Un appello alle forze politiche era arrivato anche da Papa Francesco, il quale aveva richiamato l'attenzione sulla condizione disumane di quei centri: "La guerra sì è brutta, lo sappiamo, ma voi non immaginate l'inferno che si vive lì, in quei lager di detenzione. E questa gente veniva soltanto con la speranza di attraversare il mare", aveva detto durante la messa celebrata per il settimo anniversario della sua prima visita a Lampedusa. La risoluzione prendeva le mosse anche dai rapporti dell’Unhcr – l'agenzia Onu per i rifugiati – secondo cui "mentre il numero di persone che arrivano in Europa dal Mediterraneo Centrale è diminuito, il tasso di mortalità è aumentato bruscamente, in particolare per coloro che tentano la traversata dalla Libia".
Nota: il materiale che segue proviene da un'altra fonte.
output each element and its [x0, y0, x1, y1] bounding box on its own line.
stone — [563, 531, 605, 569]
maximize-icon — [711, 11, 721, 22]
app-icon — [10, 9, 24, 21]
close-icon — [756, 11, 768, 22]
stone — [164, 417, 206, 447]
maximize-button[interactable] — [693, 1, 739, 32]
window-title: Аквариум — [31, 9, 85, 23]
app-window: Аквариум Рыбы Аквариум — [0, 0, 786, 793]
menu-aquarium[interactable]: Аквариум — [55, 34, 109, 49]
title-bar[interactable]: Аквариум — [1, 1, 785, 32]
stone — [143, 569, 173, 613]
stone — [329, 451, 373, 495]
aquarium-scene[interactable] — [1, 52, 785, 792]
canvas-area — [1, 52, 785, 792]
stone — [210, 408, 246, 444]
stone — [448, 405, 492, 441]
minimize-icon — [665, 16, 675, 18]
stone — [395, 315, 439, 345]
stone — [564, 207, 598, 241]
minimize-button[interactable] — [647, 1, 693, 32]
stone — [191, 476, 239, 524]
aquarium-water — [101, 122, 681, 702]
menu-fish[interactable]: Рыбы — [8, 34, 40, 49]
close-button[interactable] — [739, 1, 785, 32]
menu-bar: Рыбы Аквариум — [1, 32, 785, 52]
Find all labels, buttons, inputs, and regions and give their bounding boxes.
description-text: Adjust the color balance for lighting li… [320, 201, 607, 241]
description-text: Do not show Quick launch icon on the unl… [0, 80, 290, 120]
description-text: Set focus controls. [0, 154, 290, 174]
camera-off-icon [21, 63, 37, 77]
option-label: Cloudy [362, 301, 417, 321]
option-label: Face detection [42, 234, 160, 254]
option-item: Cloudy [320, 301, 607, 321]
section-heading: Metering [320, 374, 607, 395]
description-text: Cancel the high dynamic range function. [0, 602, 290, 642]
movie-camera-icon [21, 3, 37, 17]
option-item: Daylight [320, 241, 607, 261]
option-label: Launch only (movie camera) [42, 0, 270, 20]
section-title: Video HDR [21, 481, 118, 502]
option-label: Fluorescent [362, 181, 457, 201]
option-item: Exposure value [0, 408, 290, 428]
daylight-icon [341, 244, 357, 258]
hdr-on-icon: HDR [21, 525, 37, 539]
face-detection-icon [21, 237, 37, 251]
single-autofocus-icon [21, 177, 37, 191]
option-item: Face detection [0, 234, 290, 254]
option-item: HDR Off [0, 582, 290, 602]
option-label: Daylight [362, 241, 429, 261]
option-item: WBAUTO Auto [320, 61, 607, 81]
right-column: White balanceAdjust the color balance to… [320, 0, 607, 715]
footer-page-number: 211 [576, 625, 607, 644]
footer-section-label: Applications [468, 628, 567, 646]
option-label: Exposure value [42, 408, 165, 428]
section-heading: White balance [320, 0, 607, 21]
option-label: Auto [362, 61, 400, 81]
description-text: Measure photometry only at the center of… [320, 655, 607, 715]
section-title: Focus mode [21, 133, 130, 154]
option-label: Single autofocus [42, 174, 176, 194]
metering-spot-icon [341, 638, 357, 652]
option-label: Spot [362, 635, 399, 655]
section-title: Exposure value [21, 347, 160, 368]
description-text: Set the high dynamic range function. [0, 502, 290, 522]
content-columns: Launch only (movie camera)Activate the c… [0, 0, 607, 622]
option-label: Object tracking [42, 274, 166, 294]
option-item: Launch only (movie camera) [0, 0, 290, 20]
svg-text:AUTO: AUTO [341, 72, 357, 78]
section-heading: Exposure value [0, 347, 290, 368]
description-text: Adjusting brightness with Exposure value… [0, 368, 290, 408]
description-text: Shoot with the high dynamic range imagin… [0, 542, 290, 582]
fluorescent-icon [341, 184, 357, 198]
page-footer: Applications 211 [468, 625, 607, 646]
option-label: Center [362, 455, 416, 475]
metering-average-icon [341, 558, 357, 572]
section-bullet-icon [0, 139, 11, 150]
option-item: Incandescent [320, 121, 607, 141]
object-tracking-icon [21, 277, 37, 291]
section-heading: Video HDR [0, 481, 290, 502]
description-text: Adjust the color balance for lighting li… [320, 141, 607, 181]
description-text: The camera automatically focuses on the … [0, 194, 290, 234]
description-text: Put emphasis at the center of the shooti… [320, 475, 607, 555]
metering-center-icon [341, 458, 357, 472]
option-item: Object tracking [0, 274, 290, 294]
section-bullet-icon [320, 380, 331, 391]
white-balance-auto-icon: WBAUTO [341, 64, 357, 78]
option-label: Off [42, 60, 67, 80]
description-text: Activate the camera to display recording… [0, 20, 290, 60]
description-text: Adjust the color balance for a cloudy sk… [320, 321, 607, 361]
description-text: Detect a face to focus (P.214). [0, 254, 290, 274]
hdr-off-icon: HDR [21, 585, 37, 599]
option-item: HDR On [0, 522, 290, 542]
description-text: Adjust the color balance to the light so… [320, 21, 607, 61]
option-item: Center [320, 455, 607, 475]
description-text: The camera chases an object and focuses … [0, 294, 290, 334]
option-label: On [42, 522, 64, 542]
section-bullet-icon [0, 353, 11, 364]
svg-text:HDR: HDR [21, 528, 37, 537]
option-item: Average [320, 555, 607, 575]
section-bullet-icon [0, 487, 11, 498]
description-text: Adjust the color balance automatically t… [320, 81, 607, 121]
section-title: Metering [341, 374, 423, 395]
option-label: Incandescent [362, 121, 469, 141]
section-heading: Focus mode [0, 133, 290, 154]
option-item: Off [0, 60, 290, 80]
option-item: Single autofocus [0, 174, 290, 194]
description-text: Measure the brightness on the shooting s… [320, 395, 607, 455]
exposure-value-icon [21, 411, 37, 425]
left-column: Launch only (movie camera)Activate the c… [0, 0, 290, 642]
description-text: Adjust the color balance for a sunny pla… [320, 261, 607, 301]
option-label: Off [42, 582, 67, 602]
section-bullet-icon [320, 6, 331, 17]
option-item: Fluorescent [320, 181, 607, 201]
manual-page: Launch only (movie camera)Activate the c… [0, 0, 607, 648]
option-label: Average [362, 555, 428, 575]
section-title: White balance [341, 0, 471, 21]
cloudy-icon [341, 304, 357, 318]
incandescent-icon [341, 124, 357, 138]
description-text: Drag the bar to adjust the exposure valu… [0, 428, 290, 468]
"Italia e altri Stato membri dell'Unione europea – si legge ancora – hanno continuato a fornire supporto alle agenzie marittime e ad altre autorità libiche, anche tramite la donazione di motovedette d'altura, l'addestramento degli equipaggi e altra assistenza, cancellando di fatto dai propri programmi la questione del soccorso in mare che rimane un'incidentale legata prevalentemente all'addestramento della Guardia costiera libica; in questo momento non c'è un dispositivo di soccorso navale nel Mediterraneo centrale". Non solo Malta non effettua soccorsi, ma l'inchiesta giornalistica pubblicata da Avvenire "dimostra una fattiva collaborazione tra Malta e Libia finalizzata al respingimento dei migranti e alla loro cattura da parte della Guardia costiera libica che li riporta nell'inferno dei campi di detenzione", dove resta precluso l'accesso ai funzionari Onu.
Pertanto "il nostro governo, continuando a supportare e finanziare il sistema d'intercettazione e di controllo della Guardia costiera libica si rende corresponsabile delle violenze, delle torture e delle sistematiche violazioni dei diritti che i migranti subiscono durante la loro permanenza nei centri detenzione, in cui vengono rimandati una volta intercettati e ricondotti in Libia".